A Oca Niemeyer, uma das principais estruturas do parque Encontro das Águas Rosa Almeida, começa a revelar o desenho de curvas característico da arquitetura de Oscar Niemeyer. A obra, executada pela Prefeitura de Manaus, avançou nesta terça-feira (18), com a concretagem de fechamento da cúpula, concluindo os 11 anéis que formam a estrutura.
Localizada às margens dos rios Negro e Solimões, a Oca foi projetada para ser o coração do novo parque e marca a chegada de uma obra assinada por Niemeyer ao Amazonas.
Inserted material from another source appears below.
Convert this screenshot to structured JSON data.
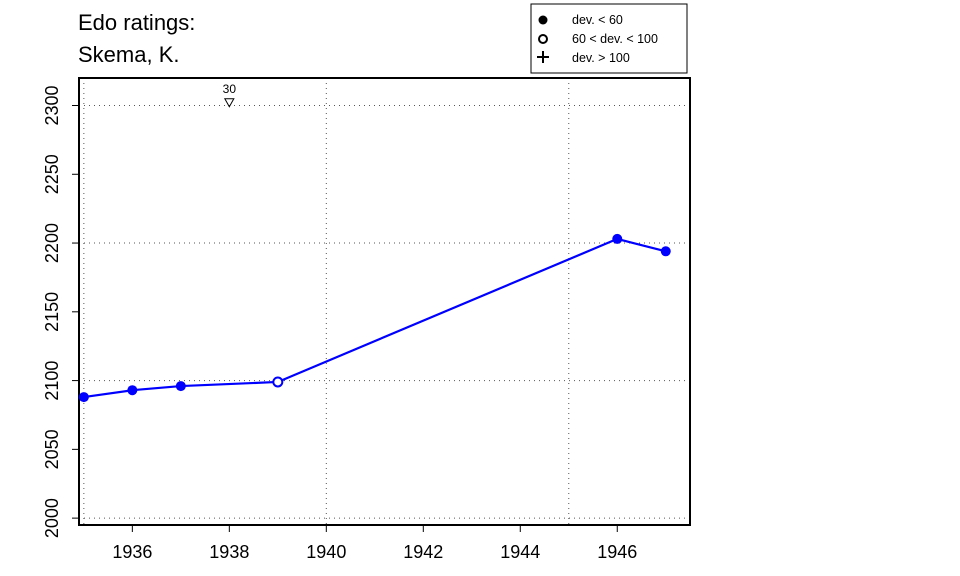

A cúpula terá 640 metros quadrados de área e 90 metros de perímetro. A construção foi realizada por meio de concretagens sucessivas dos anéis, processo que exigiu precisão na montagem das formas, armaduras e sistemas de segurança devido à geometria diferenciada do projeto.
Segundo o engenheiro civil Leandro Ladeira, responsável pela obra, a execução exigiu integração entre as equipes para garantir a fidelidade ao projeto arquitetônico.
“É uma obra de grande magnitude, com uma complexidade muito grande na geometria da estrutura. Temos uma taxa elevada de armadura e uma execução de formas bastante complexa”, afirmou.

Com o avanço da estrutura, as curvas projetadas por Niemeyer passaram a se destacar na paisagem e a estabelecer uma relação visual com o entorno natural do parque.
Obra está 70% concluída
O diretor-presidente do Instituto Municipal de Planejamento Urbano (Implurb), Antonio Peixoto, afirmou que a obra está cerca de 70% concluída. Segundo ele, caso não ocorram novas alterações no cronograma, a previsão é de entrega em dezembro deste ano.
“Somos a sétima maior cidade do Brasil e precisamos pensar grande, nacional e mundialmente. Esta obra tem essa grandiosidade, porque está no encontro dos rios Negro e Solimões e carrega a assinatura de Oscar Niemeyer”, declarou.
Espaço cultural
Inspirada nas formas circulares das ocas indígenas e nas curvas marcantes da arquitetura de Niemeyer, a estrutura contará com dois salões de exposição e terá uso cultural e multiuso.
O espaço deverá receber exposições, eventos e atividades artísticas, criando uma área de integração entre cultura, arquitetura e conhecimento.
A proposta também busca estabelecer uma conexão entre a arquitetura modernista de Niemeyer e elementos da cultura amazônica. A forma circular das ocas indígenas serviu como referência para a concepção da estrutura.
Arquitetura de Niemeyer na Amazônia
Oscar Niemeyer morreu em 2012, aos 104 anos, e deixou projetos reconhecidos no Brasil e no exterior. As curvas e formas que desafiam a predominância das linhas retas estão entre as principais características de sua obra.
Na Oca do parque Encontro das Águas, essa linguagem arquitetônica será inserida em um cenário marcado pelos rios Negro e Solimões e pela paisagem amazônica.
Com a conclusão da cúpula, o projeto começa a assumir sua configuração definitiva e a estrutura passa a integrar visualmente o horizonte da cidade.